After a brief dip below the 2002 lows, the SPX has rallied back significantly on the back of announcements from the Treasury and Federal Reserve. The combination of these announcements (along with better economic reports) has again pushed most major market averages over their simple 50 day moving averages. Unfortunately, volume has not expanded with this push, even though volume levels are higher than earlier in the year.

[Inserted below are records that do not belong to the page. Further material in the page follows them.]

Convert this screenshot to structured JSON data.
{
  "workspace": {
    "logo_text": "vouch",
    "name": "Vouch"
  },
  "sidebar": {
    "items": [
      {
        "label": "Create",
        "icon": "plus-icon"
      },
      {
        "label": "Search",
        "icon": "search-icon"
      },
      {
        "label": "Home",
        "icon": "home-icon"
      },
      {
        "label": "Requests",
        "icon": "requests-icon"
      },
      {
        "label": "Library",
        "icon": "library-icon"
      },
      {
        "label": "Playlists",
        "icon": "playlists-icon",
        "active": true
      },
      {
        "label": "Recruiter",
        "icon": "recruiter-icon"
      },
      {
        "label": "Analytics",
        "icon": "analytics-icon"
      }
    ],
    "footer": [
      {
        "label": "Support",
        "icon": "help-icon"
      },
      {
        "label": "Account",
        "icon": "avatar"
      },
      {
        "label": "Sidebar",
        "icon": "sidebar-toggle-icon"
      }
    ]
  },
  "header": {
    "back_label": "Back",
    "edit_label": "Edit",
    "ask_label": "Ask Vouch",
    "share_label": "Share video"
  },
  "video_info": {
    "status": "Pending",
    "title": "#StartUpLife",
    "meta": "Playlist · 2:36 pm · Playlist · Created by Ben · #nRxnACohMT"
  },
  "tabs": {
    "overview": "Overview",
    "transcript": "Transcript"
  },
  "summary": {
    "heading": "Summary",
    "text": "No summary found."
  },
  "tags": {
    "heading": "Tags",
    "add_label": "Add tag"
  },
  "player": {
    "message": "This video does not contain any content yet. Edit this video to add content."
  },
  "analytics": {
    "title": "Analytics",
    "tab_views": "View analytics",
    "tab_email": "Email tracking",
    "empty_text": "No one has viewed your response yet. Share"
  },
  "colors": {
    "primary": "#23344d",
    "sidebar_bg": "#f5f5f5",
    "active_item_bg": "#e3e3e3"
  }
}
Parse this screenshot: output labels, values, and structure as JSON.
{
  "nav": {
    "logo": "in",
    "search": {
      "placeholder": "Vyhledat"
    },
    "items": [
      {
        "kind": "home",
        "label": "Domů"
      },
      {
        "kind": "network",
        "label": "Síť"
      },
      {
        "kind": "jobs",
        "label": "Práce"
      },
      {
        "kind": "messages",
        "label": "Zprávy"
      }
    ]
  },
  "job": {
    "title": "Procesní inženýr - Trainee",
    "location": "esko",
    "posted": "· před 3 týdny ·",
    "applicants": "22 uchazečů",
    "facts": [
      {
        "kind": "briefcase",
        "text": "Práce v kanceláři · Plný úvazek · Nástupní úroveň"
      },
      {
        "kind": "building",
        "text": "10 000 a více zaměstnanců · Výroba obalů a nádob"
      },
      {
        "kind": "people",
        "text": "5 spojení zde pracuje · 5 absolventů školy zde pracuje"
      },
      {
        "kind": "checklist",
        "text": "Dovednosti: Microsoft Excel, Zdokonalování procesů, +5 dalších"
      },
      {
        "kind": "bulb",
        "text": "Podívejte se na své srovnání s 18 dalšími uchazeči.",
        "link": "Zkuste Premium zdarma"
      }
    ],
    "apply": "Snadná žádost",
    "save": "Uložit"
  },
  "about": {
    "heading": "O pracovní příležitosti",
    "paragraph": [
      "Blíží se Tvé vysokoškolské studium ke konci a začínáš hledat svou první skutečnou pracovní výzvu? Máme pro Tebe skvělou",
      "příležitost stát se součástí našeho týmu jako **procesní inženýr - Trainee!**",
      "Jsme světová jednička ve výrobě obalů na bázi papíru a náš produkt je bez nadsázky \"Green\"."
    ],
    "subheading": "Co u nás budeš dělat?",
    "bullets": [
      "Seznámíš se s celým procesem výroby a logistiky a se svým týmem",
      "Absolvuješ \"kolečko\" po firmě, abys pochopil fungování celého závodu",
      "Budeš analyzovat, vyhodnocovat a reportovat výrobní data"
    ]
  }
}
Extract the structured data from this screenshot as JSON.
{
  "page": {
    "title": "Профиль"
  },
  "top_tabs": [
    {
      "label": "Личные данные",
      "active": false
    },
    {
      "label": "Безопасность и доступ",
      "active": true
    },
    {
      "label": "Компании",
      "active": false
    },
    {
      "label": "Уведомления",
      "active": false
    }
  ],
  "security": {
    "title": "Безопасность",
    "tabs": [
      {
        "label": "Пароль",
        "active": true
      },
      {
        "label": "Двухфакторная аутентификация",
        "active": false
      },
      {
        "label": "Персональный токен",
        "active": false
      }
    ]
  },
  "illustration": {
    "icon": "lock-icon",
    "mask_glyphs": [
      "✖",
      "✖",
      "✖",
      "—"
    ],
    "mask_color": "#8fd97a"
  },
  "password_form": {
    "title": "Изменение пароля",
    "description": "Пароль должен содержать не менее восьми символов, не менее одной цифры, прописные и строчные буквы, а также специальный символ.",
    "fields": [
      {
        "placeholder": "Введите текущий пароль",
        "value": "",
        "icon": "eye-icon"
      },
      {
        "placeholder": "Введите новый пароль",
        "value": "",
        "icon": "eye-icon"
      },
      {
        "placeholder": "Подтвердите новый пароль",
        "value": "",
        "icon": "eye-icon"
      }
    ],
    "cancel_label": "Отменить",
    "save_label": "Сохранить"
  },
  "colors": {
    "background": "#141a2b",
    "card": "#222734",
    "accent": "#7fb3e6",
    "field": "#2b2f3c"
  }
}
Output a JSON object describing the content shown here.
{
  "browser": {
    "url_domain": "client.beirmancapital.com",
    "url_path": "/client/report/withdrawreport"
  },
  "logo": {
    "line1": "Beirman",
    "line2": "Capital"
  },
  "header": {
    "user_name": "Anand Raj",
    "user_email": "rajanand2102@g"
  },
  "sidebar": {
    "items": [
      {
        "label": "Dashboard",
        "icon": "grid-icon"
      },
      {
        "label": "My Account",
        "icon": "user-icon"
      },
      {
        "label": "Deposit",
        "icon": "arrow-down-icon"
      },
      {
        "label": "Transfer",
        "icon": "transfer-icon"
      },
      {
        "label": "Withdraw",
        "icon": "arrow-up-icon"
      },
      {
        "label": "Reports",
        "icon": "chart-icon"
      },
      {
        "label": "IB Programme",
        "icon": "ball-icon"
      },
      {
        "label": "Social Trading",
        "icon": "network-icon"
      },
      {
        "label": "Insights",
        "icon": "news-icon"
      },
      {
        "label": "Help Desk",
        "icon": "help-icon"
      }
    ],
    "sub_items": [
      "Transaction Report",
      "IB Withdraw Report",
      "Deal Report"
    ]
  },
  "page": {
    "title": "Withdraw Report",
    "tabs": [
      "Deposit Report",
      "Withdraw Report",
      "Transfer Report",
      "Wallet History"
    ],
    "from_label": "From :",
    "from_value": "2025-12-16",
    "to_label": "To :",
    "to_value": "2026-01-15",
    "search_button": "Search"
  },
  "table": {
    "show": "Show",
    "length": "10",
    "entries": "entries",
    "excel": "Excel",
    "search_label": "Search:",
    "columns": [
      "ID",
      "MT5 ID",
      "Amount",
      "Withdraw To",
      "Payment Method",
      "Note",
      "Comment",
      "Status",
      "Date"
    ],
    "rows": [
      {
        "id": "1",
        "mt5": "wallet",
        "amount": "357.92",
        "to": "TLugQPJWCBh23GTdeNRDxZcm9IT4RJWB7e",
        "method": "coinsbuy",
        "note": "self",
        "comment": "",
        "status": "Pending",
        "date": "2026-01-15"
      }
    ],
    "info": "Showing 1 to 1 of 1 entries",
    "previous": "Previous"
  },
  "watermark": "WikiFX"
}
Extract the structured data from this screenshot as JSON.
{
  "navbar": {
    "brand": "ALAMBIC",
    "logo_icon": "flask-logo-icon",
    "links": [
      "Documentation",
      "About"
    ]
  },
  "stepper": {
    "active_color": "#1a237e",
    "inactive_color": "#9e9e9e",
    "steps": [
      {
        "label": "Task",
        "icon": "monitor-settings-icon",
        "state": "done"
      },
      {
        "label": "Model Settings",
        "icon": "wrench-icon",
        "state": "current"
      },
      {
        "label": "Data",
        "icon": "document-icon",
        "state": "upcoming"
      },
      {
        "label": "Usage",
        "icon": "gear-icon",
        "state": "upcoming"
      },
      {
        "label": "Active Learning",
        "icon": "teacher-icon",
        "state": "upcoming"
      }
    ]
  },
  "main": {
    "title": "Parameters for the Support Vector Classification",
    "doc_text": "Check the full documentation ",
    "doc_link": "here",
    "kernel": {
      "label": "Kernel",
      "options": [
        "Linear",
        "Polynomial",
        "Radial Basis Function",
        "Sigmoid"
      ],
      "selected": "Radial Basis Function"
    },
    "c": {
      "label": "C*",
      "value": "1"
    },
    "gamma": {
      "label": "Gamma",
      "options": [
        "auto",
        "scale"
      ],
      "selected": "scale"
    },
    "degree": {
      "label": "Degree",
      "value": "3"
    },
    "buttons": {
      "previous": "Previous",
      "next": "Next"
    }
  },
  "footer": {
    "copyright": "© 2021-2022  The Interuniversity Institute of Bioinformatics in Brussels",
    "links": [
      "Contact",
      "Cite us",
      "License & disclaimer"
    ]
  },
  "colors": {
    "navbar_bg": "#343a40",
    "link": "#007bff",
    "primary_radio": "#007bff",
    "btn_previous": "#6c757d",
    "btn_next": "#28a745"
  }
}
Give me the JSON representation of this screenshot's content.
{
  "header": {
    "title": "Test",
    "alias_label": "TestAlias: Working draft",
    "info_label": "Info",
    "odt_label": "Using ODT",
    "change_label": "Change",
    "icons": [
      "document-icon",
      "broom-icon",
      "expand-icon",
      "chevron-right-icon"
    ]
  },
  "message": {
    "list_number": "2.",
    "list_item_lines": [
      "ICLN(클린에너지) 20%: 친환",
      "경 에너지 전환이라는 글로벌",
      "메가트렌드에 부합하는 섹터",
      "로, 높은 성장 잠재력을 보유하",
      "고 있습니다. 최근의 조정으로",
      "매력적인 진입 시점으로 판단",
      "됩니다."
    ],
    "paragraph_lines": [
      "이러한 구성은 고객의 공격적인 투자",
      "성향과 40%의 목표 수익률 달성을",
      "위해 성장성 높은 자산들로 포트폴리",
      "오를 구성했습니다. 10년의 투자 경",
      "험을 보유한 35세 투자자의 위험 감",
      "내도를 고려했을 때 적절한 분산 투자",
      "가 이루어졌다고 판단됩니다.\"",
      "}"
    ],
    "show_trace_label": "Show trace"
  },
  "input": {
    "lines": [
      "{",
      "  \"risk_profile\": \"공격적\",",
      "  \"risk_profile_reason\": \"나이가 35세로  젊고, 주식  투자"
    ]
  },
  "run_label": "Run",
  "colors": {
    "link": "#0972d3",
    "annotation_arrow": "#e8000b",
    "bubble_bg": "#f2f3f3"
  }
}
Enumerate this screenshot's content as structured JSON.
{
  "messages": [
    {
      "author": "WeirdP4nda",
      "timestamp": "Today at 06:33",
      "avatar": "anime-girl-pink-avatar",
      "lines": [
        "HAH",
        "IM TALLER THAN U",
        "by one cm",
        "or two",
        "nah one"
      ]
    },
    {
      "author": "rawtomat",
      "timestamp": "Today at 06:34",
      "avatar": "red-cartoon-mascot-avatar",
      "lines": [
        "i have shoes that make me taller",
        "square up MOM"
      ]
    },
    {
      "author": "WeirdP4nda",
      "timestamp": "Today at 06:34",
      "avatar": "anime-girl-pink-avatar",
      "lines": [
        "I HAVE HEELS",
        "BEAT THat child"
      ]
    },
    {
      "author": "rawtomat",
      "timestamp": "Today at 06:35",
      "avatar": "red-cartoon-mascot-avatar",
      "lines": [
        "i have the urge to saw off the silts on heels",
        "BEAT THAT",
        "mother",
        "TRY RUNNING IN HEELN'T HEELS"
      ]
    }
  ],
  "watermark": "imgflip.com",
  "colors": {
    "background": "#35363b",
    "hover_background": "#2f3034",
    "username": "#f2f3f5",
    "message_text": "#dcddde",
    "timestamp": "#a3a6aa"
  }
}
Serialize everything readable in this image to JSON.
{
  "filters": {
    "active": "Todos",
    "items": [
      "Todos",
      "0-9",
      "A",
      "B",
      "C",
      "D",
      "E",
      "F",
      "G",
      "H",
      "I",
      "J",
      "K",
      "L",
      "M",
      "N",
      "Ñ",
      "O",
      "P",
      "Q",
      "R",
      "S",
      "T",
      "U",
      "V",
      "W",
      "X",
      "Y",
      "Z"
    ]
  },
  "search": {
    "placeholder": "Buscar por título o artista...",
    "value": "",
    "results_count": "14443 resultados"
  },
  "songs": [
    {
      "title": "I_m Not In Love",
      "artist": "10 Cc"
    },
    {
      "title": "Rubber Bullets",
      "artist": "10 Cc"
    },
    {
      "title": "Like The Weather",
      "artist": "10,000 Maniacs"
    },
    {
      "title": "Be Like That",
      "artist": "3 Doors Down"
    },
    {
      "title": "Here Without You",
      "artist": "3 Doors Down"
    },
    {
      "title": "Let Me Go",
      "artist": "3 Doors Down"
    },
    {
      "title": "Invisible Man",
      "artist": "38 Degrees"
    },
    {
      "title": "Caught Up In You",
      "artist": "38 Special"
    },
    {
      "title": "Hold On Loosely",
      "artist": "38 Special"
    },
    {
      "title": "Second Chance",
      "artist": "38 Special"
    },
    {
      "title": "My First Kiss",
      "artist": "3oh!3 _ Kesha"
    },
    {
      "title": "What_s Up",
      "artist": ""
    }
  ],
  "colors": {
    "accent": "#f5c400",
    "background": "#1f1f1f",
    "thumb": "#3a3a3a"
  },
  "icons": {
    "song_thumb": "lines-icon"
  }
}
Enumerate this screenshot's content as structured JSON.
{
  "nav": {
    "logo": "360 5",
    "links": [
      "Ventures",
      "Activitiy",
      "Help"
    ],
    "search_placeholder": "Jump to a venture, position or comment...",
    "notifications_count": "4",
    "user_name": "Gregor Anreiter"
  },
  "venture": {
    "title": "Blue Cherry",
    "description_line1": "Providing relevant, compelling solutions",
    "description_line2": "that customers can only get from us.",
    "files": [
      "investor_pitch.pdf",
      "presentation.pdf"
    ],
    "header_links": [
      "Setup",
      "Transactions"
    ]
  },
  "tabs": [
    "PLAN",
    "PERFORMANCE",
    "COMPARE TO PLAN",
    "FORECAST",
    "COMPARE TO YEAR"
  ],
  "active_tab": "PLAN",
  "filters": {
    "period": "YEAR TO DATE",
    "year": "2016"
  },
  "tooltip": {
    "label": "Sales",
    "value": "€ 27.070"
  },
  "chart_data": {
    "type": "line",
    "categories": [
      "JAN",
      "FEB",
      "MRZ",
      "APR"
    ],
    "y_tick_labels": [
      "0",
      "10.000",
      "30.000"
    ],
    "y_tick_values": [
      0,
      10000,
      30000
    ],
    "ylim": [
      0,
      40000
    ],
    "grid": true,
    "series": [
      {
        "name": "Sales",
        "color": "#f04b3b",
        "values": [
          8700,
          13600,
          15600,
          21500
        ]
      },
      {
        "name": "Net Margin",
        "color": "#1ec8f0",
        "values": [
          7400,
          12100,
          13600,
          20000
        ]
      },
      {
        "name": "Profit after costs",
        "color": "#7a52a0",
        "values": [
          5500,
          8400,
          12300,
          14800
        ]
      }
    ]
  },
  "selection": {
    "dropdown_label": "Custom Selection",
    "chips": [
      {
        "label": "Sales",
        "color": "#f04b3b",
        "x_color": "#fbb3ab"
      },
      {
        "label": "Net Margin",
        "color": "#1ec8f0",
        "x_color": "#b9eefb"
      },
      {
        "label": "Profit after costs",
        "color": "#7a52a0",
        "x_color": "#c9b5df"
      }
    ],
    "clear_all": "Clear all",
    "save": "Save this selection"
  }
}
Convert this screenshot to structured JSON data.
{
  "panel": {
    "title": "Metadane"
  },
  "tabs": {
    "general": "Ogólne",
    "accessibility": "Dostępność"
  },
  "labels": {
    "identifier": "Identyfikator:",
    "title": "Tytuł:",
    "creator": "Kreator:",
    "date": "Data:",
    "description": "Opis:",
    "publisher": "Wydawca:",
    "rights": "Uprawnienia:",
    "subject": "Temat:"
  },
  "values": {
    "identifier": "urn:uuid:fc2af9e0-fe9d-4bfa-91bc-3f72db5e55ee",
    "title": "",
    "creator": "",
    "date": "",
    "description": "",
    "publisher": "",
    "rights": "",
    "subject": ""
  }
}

The market managed about 7 days above the 50 day in early January. So far, we have 3 days on this trip. To avoid a repeat of action earlier in the year, it is critical that the SPX remain above the 50 day and the 2002 lows. The Feds can do all of the grandstanding and wagon circling they want, but the market will not be forced higher. We need to see organic buying build on this foundation for the bears to truly remain buried below the 2002 lows. Ideally, a high volume rally will spring from support at the 50 day to challenge the Feb highs in the area of 875. If this occurs, the 50 day and 800 will serve as very solid support going forward as we move toward the Jan highs around 940.
If the market again fails after a quick Fed induced burst over the 50 day, we look at 741 as the first support level below the 2002 lows. A significant break at 741 would argue for at least a retest of the lows at 667. With other indicators showing improvement, including some leaders exhibiting notable relative strength, it is our assumption at this point that the lows at 667 will not be broken.